Casertavecchia, cenni storici

Casertavecchia di fatto è parte dello stesso territorio comunale anche se da Caserta dista non sono una decina di chilometri di strada – molto meno in linea d’aria – ma si trova in alto a circa 400 metri di altitudine sulle pendici dei monti Tifatini. Una posizione che sta anche all’origine del suo nome: Casa Hirta, che significa “villaggio posto in alto”, da qui la trasformazione in Caserta e successivamente in Casertavecchia.

Insomma, stesso comune, ma è davvero tutta un’altra cosa. Ce ne accorgiamo appena arrivati, dopo esserci lasciati alle spalle edifici più o meno moderni, sembra davvero di fare un salto indietro nel tempo. Qui non c’è neppure posto per auto, che vengono lasciate in uno dei parcheggi esterni, perché la città e completamente pedonalizzata.

Iniziamo delle origini

Le origini della città sono ancora piuttosto incerte, però sappiamo che l’esistenza di Casa Hirta è documentata dall’861 d.C.

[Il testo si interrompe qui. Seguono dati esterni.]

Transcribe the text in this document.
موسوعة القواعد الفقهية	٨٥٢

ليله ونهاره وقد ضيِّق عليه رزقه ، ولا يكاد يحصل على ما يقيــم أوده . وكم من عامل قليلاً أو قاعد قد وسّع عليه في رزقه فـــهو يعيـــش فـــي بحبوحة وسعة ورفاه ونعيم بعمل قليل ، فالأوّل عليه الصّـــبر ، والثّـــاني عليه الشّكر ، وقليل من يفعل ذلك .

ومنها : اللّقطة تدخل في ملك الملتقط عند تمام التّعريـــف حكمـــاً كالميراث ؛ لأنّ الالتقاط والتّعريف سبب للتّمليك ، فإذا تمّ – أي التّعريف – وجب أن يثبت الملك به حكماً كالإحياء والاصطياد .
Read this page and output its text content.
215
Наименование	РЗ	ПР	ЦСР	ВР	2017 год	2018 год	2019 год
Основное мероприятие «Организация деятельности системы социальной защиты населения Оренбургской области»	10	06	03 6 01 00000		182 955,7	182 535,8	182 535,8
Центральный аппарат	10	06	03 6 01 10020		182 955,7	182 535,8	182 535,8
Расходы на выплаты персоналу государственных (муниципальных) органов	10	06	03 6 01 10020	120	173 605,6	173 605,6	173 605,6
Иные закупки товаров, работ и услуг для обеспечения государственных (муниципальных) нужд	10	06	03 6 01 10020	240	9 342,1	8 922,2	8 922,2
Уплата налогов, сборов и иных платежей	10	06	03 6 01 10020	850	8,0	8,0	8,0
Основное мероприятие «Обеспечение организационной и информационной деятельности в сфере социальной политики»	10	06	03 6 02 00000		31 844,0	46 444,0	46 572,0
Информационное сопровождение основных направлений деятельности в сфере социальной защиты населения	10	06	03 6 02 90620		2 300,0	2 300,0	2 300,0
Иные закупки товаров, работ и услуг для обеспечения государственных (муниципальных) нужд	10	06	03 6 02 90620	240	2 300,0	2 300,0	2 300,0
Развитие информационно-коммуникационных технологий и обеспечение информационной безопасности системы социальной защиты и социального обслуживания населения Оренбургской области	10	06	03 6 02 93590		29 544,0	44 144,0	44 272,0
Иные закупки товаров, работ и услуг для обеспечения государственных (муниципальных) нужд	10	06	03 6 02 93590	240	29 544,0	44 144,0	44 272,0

Casertavecchia   cosa vedere nel borgo

Inizialmente era un dominio longobardo, vide passare sul suo territorio le incursioni saracene, e la conseguente devastazione, per poi diventare dominio normanno e in seguito svevo e poi aragonese. Un tempo Casertavecchia costitutiva il nucleo urbano della città di Caserta, poi con la costruzione della Reggia, si spostò l’attenzione in pianura, dove oggi sorge l’attuale Caserta, facendo perdere di importanza alla città medievale. Nel 1960 Casertavecchia è stata inserita nell’elenco dei monumenti nazionali italiani e questo a contribuito alla sua riscoperta dal punto di vista turistico.

Casertavecchia oggi

Quello che trova il visitatore che arriva a Casertavecchia è un delizioso borgo medievale, con tutte le caratteristiche del caso: stradine acciottolate, vicoli e vicoletti, edifici storici, botteghe che vendono oggetti di artigianato e prodotti da forno (il profumo si sente dalla strada), gli immancabili gatti e poi piante, fiori e decorazioni varie che abbelliscono praticamente ogni angolo.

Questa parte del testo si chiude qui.